Beyond those two destinations, gambling has a relatively small footprint in this state. There is a state-run lottery, but there are no commercial gaming venues at the moment, and no horse racing industry to speak of (though both Native American operations do include race books that simulcast races from around the world for bettors).

Future Developments

As of 2015, Connecticut’s gambling industry has been struggling for some time. While they still bring in rather healthy revenues, those numbers have come down significantly since the recession, and the increase in regional competition has only made the situation worse. This is not only disappointing for the tribes themselves, but also for the state government: the state takes 25% of all slot revenue, which has provided a nice boost for the annual budget.

But as revenues declined, there appeared to be a growing appetite for gaming expansion in the state. The coming resorts in Massachusetts – particularly one being built by MGM in Springfield – provided the final straw, with both the Indian tribes and legislators agreeing that something needed to be done in order to protect the already shrinking gambling industry in the state.

While Internet gaming may someday be part of this picture (the tribal websites that offer free games were likely designed to be ready to go should online gambling in Connecticut be approved in the future), the immediate focus has been on adding more live action.

In 2015, the Mashantucket Pequot and Mohegan tribes agreed to an unusual partnership, in which the two groups would combine forces to co-own and operate a third casino in the state. This venture would be placed strategically north of Hartford, in a location that would hopefully encourage Connecticut gamblers to stay in state rather than continue traveling north on I-91 into Massachusetts towards the coming MGM Springfield, which is likely to open in 2018.

It is still unclear where the new facility would be built. But several towns have expressed an interest in hosting a resort, including East Hartford and Enfield, neither of which are far over the border from Massachusetts. The move has also prompted a lawsuit from MGM, with the gaming giant saying that the decision to award the new resort to the Indian tribes without allowing for any competition violates equal protection laws.

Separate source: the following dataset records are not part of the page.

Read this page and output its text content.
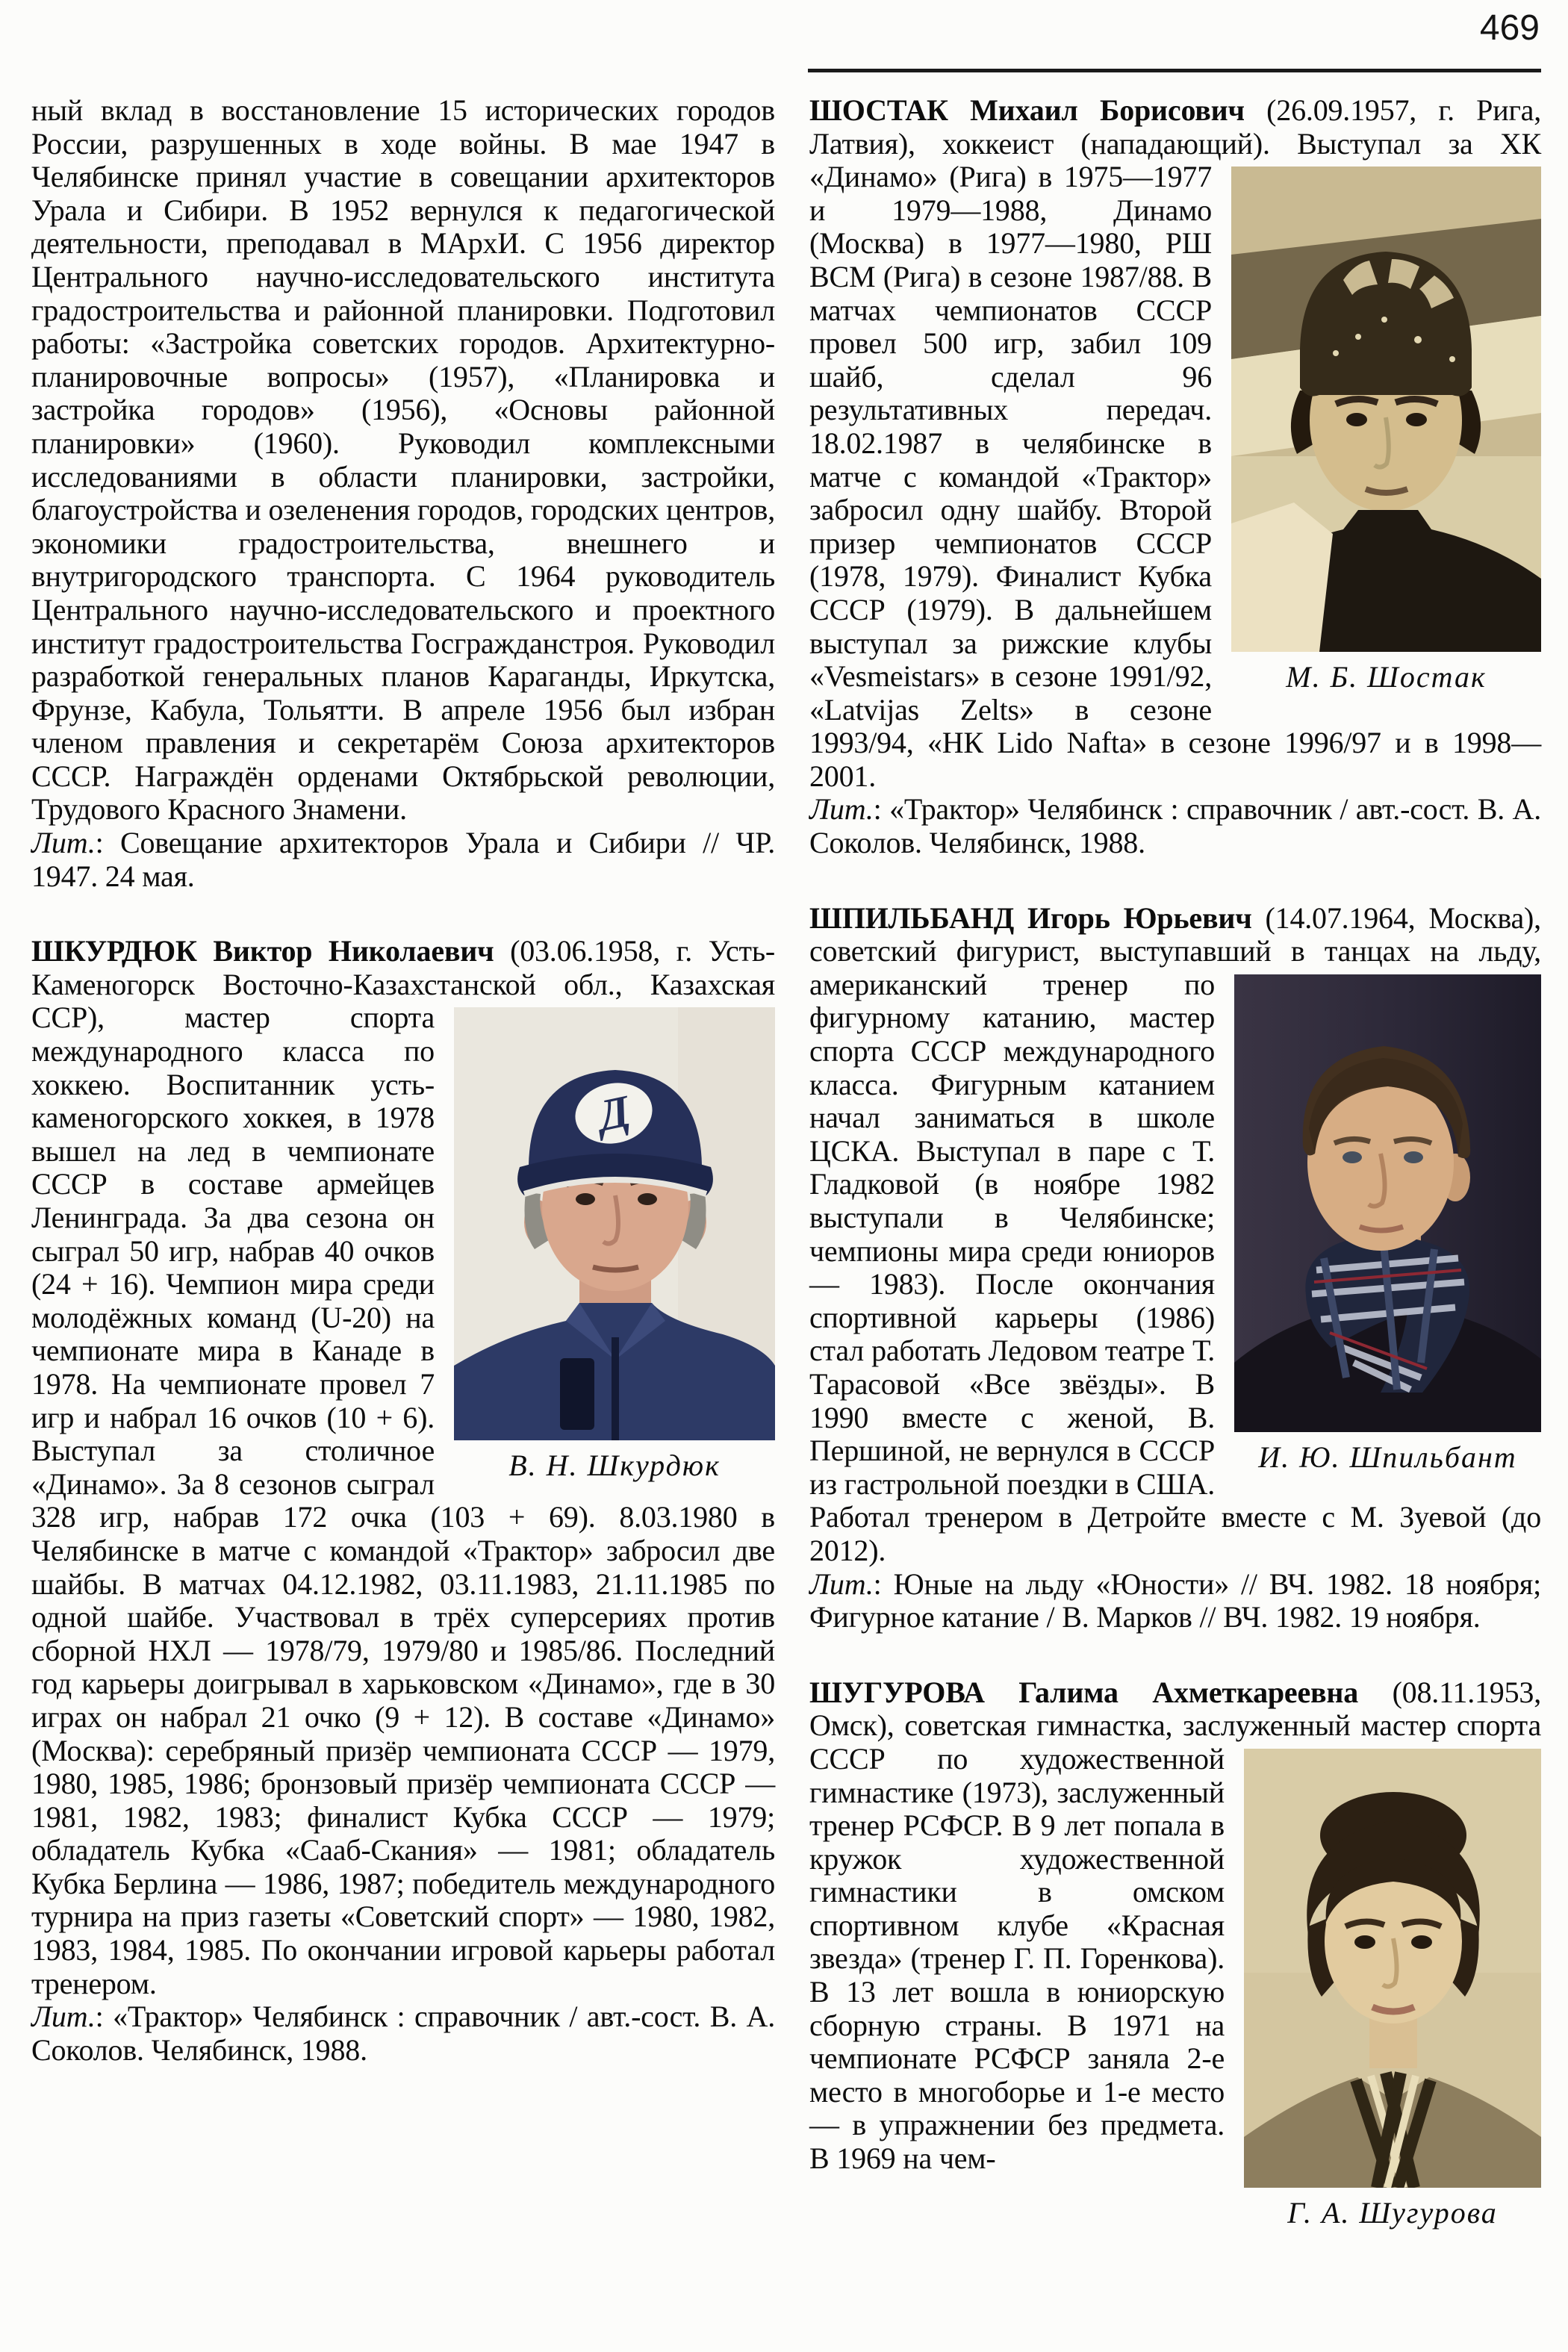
469

ный вклад в восстановление 15 исторических городов России, разрушенных в ходе войны. В мае 1947 в Челябинске принял участие в совещании архитекторов Урала и Сибири. В 1952 вернулся к педагогической деятельности, преподавал в МАрхИ. С 1956 директор Центрального научно-исследовательского института градостроительства и районной планировки. Подготовил работы: «Застройка советских городов. Архитектурно-планировочные вопросы» (1957), «Планировка и застройка городов» (1956), «Основы районной планировки» (1960). Руководил комплексными исследованиями в области планировки, застройки, благоустройства и озеленения городов, городских центров, экономики градостроительства, внешнего и внутригородского транспорта. С 1964 руководитель Центрального научно-исследовательского и проектного институт градостроительства Госгражданстроя. Руководил разработкой генеральных планов Караганды, Иркутска, Фрунзе, Кабула, Тольятти. В апреле 1956 был избран членом правления и секретарём Союза архитекторов СССР. Награждён орденами Октябрьской революции, Трудового Красного Знамени.

Лит.: Совещание архитекторов Урала и Сибири // ЧР. 1947. 24 мая.

ШКУРДЮК Виктор Николаевич (03.06.1958, г. Усть-Каменогорск Восточно-Казахстанской
Д
В. Н. Шкурдюк
обл., Казахская ССР), мастер спорта международного класса по хоккею. Воспитанник усть-каменогорского хоккея, в 1978 вышел на лед в чемпионате СССР в составе армейцев Ленинграда. За два сезона он сыграл 50 игр, набрав 40 очков (24 + 16). Чемпион мира среди молодёжных команд (U-20) на чемпионате мира в Канаде в 1978. На чемпионате провел 7 игр и набрал 16 очков (10 + 6). Выступал за столичное «Динамо». За 8 сезонов сыграл 328 игр, набрав 172 очка (103 + 69). 8.03.1980 в Челябинске в матче с командой «Трактор» забросил две шайбы. В матчах 04.12.1982, 03.11.1983, 21.11.1985 по одной шайбе. Участвовал в трёх суперсериях против сборной НХЛ — 1978/79, 1979/80 и 1985/86. Последний год карьеры доигрывал в харьковском «Динамо», где в 30 играх он набрал 21 очко (9 + 12). В составе «Динамо» (Москва): серебряный призёр чемпионата СССР — 1979, 1980, 1985, 1986; бронзовый призёр чемпионата СССР — 1981, 1982, 1983; финалист Кубка СССР — 1979; обладатель Кубка «Сааб-Скания» — 1981; обладатель Кубка Берлина — 1986, 1987; победитель международного турнира на приз газеты «Советский спорт» — 1980, 1982, 1983, 1984, 1985. По окончании игровой карьеры работал тренером.

Лит.: «Трактор» Челябинск : справочник / авт.-сост. В. А. Соколов. Челябинск, 1988.

ШОСТАК Михаил Борисович (26.09.1957, г. Рига, Латвия), хоккеист (нападающий).
М. Б. Шостак
Выступал за ХК «Динамо» (Рига) в 1975—1977 и 1979—1988, Динамо (Москва) в 1977—1980, РШ ВСМ (Рига) в сезоне 1987/88. В матчах чемпионатов СССР провел 500 игр, забил 109 шайб, сделал 96 результативных передач. 18.02.1987 в челябинске в матче с командой «Трактор» забросил одну шайбу. Второй призер чемпионатов СССР (1978, 1979). Финалист Кубка СССР (1979). В дальнейшем выступал за рижские клубы «Vesmeistars» в сезоне 1991/92, «Latvijas Zelts» в сезоне 1993/94, «НК Lido Nafta» в сезоне 1996/97 и в 1998—2001.

Лит.: «Трактор» Челябинск : справочник / авт.-сост. В. А. Соколов. Челябинск, 1988.

ШПИЛЬБАНД Игорь Юрьевич (14.07.1964, Москва), советский фигурист, выступавший в
И. Ю. Шпильбант
танцах на льду, американский тренер по фигурному катанию, мастер спорта СССР международного класса. Фигурным катанием начал заниматься в школе ЦСКА. Выступал в паре с Т. Гладковой (в ноябре 1982 выступали в Челябинске; чемпионы мира среди юниоров — 1983). После окончания спортивной карьеры (1986) стал работать Ледовом театре Т. Тарасовой «Все звёзды». В 1990 вместе с женой, В. Першиной, не вернулся в СССР из гастрольной поездки в США. Работал тренером в Детройте вместе с М. Зуевой (до 2012).

Лит.: Юные на льду «Юности» // ВЧ. 1982. 18 ноября; Фигурное катание / В. Марков // ВЧ. 1982. 19 ноября.

ШУГУРОВА Галима Ахметкареевна (08.11.1953, Омск), советская гимнастка, заслуженный мастер
Г. А. Шугурова
спорта СССР по художественной гимнастике (1973), заслуженный тренер РСФСР. В 9 лет попала в кружок художественной гимнастики в омском спортивном клубе «Красная звезда» (тренер Г. П. Горенкова). В 13 лет вошла в юниорскую сборную страны. В 1971 на чемпионате РСФСР заняла 2-е место в многоборье и 1-е место — в упражнении без предмета. В 1969 на чем-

On a less dramatic note, Connecticut may also be moving toward allowing keno to be played statewide. The game is already offered at both Foxwoods and Mohegan Sun, which could have potentially caused some pushback from the tribes, as they have the right to hold jurisdiction over any casino games in the state. However, a recent agreement would reserve 25% of all keno revenue for the Native Americans, and that combined with a bill approved in the summer of 2015 makes it seem likely that it will only be a matter of time before keno can be played statewide.